Recharge Metals (ASX:REC) recently announced strong results from its Western Australia project, Brandy Hill South. Tempest (ASX:TEM) also reported promising results from its Meleya project in Western Australia, as well as Culpeo (ASX:CPO) from its Chilean Lana Corina project.

Will lower Chinese demand affect copper prices?

China has recently struggled with demand for commodities as it struggles to get back on its feet after a fresh wave of Covid-19 cases. This has led to shutdowns in major industrial and manufacturing hubs in Shanghai and Dongguan.

Naturally, this has led to a drop in demand for copper, as China is one of the main consumers of this metal, accounting for around half of global copper demand. Other metals, such as nickel and iron ore, were also affected.

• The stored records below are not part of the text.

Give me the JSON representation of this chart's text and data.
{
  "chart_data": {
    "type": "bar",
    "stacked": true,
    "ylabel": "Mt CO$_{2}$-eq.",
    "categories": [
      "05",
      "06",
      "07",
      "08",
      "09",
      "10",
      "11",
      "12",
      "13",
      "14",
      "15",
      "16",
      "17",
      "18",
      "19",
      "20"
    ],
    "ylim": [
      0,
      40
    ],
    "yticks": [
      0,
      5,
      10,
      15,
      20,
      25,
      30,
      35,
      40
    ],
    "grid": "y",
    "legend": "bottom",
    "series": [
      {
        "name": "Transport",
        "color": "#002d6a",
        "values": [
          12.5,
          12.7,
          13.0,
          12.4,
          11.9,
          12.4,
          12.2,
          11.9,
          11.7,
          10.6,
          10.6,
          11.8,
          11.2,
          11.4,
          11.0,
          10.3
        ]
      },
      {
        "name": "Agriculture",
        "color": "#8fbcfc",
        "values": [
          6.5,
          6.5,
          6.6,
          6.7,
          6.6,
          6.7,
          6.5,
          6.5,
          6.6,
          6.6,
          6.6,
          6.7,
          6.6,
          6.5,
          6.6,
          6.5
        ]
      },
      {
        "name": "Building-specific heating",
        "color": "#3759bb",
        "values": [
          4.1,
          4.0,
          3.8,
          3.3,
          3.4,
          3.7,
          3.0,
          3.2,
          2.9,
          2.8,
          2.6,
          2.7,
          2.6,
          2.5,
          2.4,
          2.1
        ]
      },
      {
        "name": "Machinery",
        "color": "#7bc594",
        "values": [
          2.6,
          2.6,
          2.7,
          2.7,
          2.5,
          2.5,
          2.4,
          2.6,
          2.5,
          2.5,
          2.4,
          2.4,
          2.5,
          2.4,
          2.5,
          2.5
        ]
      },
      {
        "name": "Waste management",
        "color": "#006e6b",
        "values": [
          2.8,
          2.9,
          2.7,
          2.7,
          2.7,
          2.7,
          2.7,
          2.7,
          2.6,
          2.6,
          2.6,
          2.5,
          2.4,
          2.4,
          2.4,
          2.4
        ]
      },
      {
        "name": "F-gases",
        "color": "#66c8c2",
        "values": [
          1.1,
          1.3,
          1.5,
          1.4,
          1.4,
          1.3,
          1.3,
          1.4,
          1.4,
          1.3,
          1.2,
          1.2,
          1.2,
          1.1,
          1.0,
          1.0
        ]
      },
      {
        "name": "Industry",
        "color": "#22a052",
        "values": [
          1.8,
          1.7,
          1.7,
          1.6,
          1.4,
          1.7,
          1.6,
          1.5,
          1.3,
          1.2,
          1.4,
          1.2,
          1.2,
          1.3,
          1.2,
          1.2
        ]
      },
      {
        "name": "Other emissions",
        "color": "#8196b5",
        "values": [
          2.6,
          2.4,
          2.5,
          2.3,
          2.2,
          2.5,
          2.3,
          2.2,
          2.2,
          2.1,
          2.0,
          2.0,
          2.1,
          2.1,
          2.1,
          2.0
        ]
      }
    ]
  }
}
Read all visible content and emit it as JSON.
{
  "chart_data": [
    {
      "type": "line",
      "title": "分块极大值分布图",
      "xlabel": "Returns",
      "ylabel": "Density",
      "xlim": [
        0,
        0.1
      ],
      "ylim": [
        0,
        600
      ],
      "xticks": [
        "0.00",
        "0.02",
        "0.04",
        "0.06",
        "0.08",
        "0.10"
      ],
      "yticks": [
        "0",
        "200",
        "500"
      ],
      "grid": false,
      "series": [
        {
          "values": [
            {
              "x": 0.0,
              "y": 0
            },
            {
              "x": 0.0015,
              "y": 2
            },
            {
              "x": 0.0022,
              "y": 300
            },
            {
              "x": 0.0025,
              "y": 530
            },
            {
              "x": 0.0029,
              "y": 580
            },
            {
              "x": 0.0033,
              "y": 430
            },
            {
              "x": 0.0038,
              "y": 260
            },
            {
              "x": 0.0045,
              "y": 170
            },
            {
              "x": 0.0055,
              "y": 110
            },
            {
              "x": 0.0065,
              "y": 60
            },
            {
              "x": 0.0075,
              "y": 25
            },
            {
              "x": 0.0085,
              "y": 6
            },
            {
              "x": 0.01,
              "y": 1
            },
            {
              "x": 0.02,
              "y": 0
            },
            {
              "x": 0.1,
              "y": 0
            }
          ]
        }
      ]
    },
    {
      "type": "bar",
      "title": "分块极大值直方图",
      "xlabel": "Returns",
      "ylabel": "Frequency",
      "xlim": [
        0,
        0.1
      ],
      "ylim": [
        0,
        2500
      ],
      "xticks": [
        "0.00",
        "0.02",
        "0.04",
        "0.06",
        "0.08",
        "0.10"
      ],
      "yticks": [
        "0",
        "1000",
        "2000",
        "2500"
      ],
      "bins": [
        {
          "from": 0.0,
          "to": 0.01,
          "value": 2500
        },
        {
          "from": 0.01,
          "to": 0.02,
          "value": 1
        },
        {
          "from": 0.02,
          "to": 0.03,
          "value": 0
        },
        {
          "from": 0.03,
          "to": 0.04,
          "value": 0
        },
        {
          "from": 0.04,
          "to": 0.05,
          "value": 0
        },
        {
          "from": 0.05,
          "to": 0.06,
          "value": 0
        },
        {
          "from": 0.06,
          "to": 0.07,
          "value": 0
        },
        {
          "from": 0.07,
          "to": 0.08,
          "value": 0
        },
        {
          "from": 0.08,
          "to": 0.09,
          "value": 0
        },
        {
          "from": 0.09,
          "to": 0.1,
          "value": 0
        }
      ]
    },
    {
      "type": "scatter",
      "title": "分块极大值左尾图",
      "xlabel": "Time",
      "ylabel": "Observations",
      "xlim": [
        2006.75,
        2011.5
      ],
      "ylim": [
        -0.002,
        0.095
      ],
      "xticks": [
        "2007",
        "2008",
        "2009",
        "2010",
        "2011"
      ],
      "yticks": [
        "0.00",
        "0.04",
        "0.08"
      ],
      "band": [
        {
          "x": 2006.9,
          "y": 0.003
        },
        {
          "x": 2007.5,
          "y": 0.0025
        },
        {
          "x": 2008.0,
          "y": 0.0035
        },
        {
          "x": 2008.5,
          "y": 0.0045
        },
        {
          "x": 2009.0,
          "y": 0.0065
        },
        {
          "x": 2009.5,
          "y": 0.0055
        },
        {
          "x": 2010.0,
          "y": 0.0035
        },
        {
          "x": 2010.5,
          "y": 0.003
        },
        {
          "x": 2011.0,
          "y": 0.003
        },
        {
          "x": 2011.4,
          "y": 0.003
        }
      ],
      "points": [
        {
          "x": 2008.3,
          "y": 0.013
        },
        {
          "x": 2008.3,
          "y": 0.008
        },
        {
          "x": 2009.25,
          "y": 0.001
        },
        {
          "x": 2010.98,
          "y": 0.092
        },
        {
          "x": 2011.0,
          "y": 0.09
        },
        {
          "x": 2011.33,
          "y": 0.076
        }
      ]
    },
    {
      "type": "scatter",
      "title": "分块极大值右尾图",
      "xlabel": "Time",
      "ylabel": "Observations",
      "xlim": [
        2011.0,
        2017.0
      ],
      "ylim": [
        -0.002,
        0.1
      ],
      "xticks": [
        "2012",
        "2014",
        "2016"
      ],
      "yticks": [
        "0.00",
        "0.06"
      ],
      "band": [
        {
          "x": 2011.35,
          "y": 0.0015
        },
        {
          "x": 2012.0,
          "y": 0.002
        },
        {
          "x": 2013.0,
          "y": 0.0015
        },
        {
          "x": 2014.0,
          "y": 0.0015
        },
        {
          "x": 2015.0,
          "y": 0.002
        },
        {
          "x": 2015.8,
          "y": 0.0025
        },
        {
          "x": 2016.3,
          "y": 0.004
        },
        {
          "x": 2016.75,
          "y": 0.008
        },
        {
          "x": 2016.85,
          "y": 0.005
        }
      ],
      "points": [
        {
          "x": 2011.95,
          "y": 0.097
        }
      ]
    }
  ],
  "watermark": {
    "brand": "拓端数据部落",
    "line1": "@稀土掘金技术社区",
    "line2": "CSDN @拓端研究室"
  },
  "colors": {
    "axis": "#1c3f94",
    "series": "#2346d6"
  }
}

According to Carsten Menke, analyst at Julius Baer (BAER), this was also largely due to a drop in investment in the real estate and infrastructure sector.

He points out that the longer-term outlook for China’s real estate sector is likely to be largely driven by a decline in urbanization, as well as a decline in the number of working-age citizens.

Although copper prices were initially somewhat subdued following reports of new Covid-19 cases in China, demand is beginning to cautiously recover as China aims to increase production of several metals to fill the void left by Russian metals.

However, it remains to be seen to what extent the struggles of slowing economic growth will impact copper prices in the near future.